Kryptkeeper :
I'm not too savvy with transfering stuff to new drives when an os is involved. I would install win to the ssd. copy whatever i needed to save from the hdd to the ssd (images, videos, music, documents). wipe the hdd and reinstall all my software changing the destination to the hdd. then transfer files back from ssd to hdd.
Tips as a newbie to ssd. 1) NEVER full format the ssd, if you need to wipe it for whatever reason choose "quick format".
2) Learn how to create junctions, some programs especially web browsers will tend to set their temp folder location to that of the os and they don't let you change it. Putting in a junction to connect the folder to the hdd will save you alot of unneeded writes to your ssd and increase its life expectancy.
#2 - that junction crap is COMPLETELY not necessary.
Firstly, the concept of too many writes killing the SSD lifespan is long outdated.
Current SSD's are warranted to last to 75 or 150TBW (or more in some cases).
Actual endurance testing of current consumer grade SSD's has shown them to last beyond 600TB, in some cases beyond 1PB.
My personal use? 3+ years, running 24/7 as the boot drive.
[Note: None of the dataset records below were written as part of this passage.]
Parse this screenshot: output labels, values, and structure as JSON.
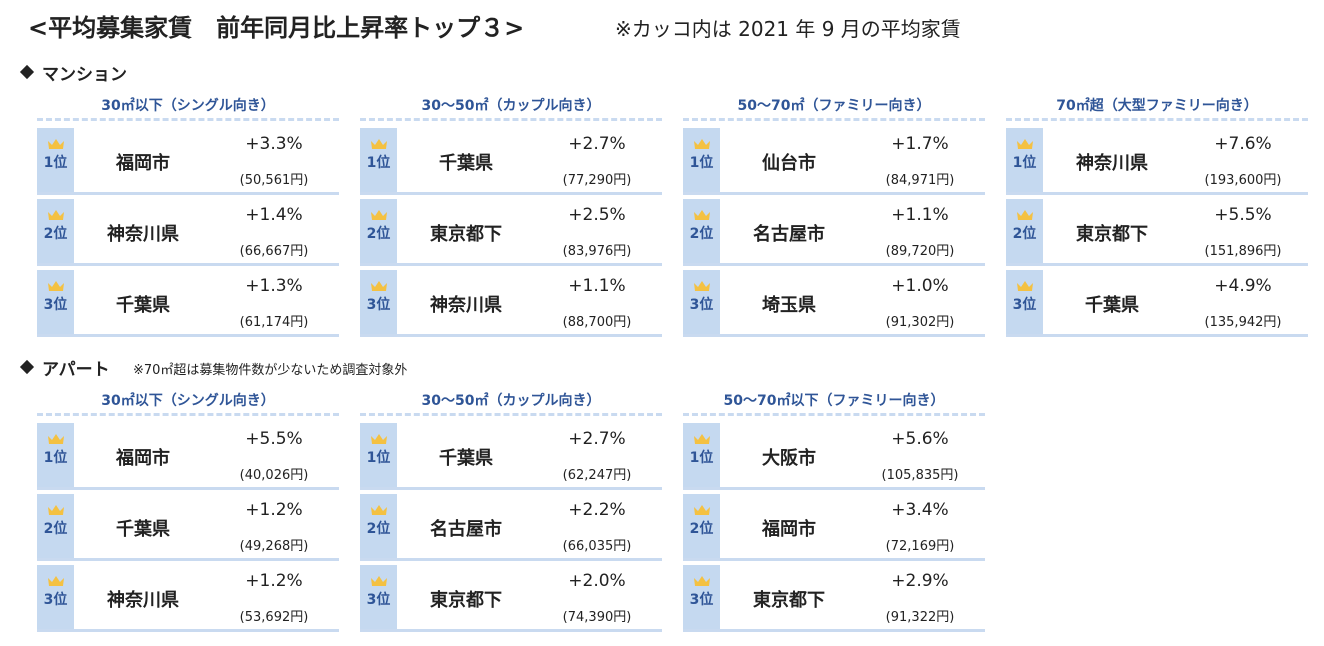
{
  "header": {
    "title": "<平均募集家賃　前年同月比上昇率トップ３>",
    "subtitle": "※カッコ内は 2021 年 9 月の平均家賃"
  },
  "sections": [
    {
      "label": "マンション",
      "groups": [
        {
          "header": "30㎡以下（シングル向き）",
          "rows": [
            {
              "rank": "1位",
              "city": "福岡市",
              "rate": "+3.3%",
              "rent": "(50,561円)"
            },
            {
              "rank": "2位",
              "city": "神奈川県",
              "rate": "+1.4%",
              "rent": "(66,667円)"
            },
            {
              "rank": "3位",
              "city": "千葉県",
              "rate": "+1.3%",
              "rent": "(61,174円)"
            }
          ]
        },
        {
          "header": "30～50㎡（カップル向き）",
          "rows": [
            {
              "rank": "1位",
              "city": "千葉県",
              "rate": "+2.7%",
              "rent": "(77,290円)"
            },
            {
              "rank": "2位",
              "city": "東京都下",
              "rate": "+2.5%",
              "rent": "(83,976円)"
            },
            {
              "rank": "3位",
              "city": "神奈川県",
              "rate": "+1.1%",
              "rent": "(88,700円)"
            }
          ]
        },
        {
          "header": "50～70㎡（ファミリー向き）",
          "rows": [
            {
              "rank": "1位",
              "city": "仙台市",
              "rate": "+1.7%",
              "rent": "(84,971円)"
            },
            {
              "rank": "2位",
              "city": "名古屋市",
              "rate": "+1.1%",
              "rent": "(89,720円)"
            },
            {
              "rank": "3位",
              "city": "埼玉県",
              "rate": "+1.0%",
              "rent": "(91,302円)"
            }
          ]
        },
        {
          "header": "70㎡超（大型ファミリー向き）",
          "rows": [
            {
              "rank": "1位",
              "city": "神奈川県",
              "rate": "+7.6%",
              "rent": "(193,600円)"
            },
            {
              "rank": "2位",
              "city": "東京都下",
              "rate": "+5.5%",
              "rent": "(151,896円)"
            },
            {
              "rank": "3位",
              "city": "千葉県",
              "rate": "+4.9%",
              "rent": "(135,942円)"
            }
          ]
        }
      ]
    },
    {
      "label": "アパート",
      "note": "※70㎡超は募集物件数が少ないため調査対象外",
      "groups": [
        {
          "header": "30㎡以下（シングル向き）",
          "rows": [
            {
              "rank": "1位",
              "city": "福岡市",
              "rate": "+5.5%",
              "rent": "(40,026円)"
            },
            {
              "rank": "2位",
              "city": "千葉県",
              "rate": "+1.2%",
              "rent": "(49,268円)"
            },
            {
              "rank": "3位",
              "city": "神奈川県",
              "rate": "+1.2%",
              "rent": "(53,692円)"
            }
          ]
        },
        {
          "header": "30～50㎡（カップル向き）",
          "rows": [
            {
              "rank": "1位",
              "city": "千葉県",
              "rate": "+2.7%",
              "rent": "(62,247円)"
            },
            {
              "rank": "2位",
              "city": "名古屋市",
              "rate": "+2.2%",
              "rent": "(66,035円)"
            },
            {
              "rank": "3位",
              "city": "東京都下",
              "rate": "+2.0%",
              "rent": "(74,390円)"
            }
          ]
        },
        {
          "header": "50～70㎡以下（ファミリー向き）",
          "rows": [
            {
              "rank": "1位",
              "city": "大阪市",
              "rate": "+5.6%",
              "rent": "(105,835円)"
            },
            {
              "rank": "2位",
              "city": "福岡市",
              "rate": "+3.4%",
              "rent": "(72,169円)"
            },
            {
              "rank": "3位",
              "city": "東京都下",
              "rate": "+2.9%",
              "rent": "(91,322円)"
            }
          ]
        }
      ]
    }
  ]
}
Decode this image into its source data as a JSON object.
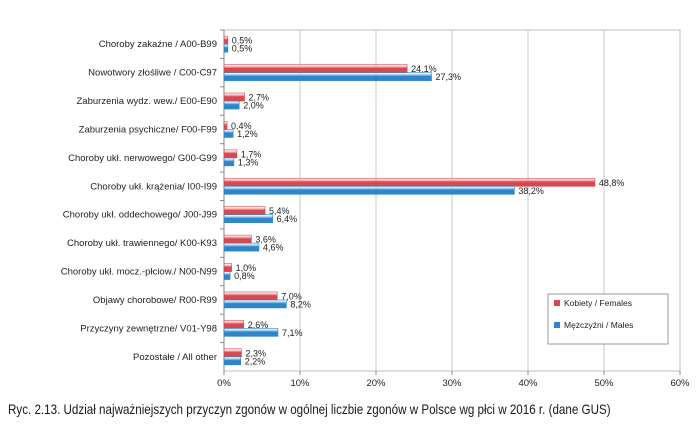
{
  "chart_data": {
    "type": "bar",
    "orientation": "horizontal",
    "categories": [
      "Choroby zakaźne / A00-B99",
      "Nowotwory złośliwe / C00-C97",
      "Zaburzenia wydz. wew./ E00-E90",
      "Zaburzenia psychiczne/ F00-F99",
      "Choroby ukł. nerwowego/ G00-G99",
      "Choroby ukł. krążenia/ I00-I99",
      "Choroby ukł. oddechowego/ J00-J99",
      "Choroby ukł. trawiennego/ K00-K93",
      "Choroby ukł. mocz.-płciow./ N00-N99",
      "Objawy chorobowe/ R00-R99",
      "Przyczyny zewnętrzne/ V01-Y98",
      "Pozostałe / All other"
    ],
    "series": [
      {
        "name": "Kobiety / Females",
        "color": "#d9474f",
        "values": [
          0.5,
          24.1,
          2.7,
          0.4,
          1.7,
          48.8,
          5.4,
          3.6,
          1.0,
          7.0,
          2.6,
          2.3
        ],
        "labels": [
          "0,5%",
          "24,1%",
          "2,7%",
          "0,4%",
          "1,7%",
          "48,8%",
          "5,4%",
          "3,6%",
          "1,0%",
          "7,0%",
          "2,6%",
          "2,3%"
        ]
      },
      {
        "name": "Mężczyźni / Males",
        "color": "#2e86c8",
        "values": [
          0.5,
          27.3,
          2.0,
          1.2,
          1.3,
          38.2,
          6.4,
          4.6,
          0.8,
          8.2,
          7.1,
          2.2
        ],
        "labels": [
          "0,5%",
          "27,3%",
          "2,0%",
          "1,2%",
          "1,3%",
          "38,2%",
          "6,4%",
          "4,6%",
          "0,8%",
          "8,2%",
          "7,1%",
          "2,2%"
        ]
      }
    ],
    "xlim": [
      0,
      60
    ],
    "xticks": [
      0,
      10,
      20,
      30,
      40,
      50,
      60
    ],
    "xtick_labels": [
      "0%",
      "10%",
      "20%",
      "30%",
      "40%",
      "50%",
      "60%"
    ],
    "grid": "vertical",
    "legend_position": "bottom-right"
  },
  "caption": "Ryc. 2.13.    Udział najważniejszych przyczyn zgonów w ogólnej liczbie zgonów w Polsce wg płci w 2016 r. (dane GUS)"
}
Reasonably heavy use as a normal kind of person.
120GB Kingston - in 3+ years,
~12TBW.
I'll leave it to you to extrapolate that out.
The only adjustments made were turning off hibernation, reducing the pagefile to 1GB min/max, and redirecting Downloads, Docs, Music, etc to other drives, via the built in functionality.
There is zero need to force, via junction points, everything to be elsewhere.
Outdated concept for an outdated problem.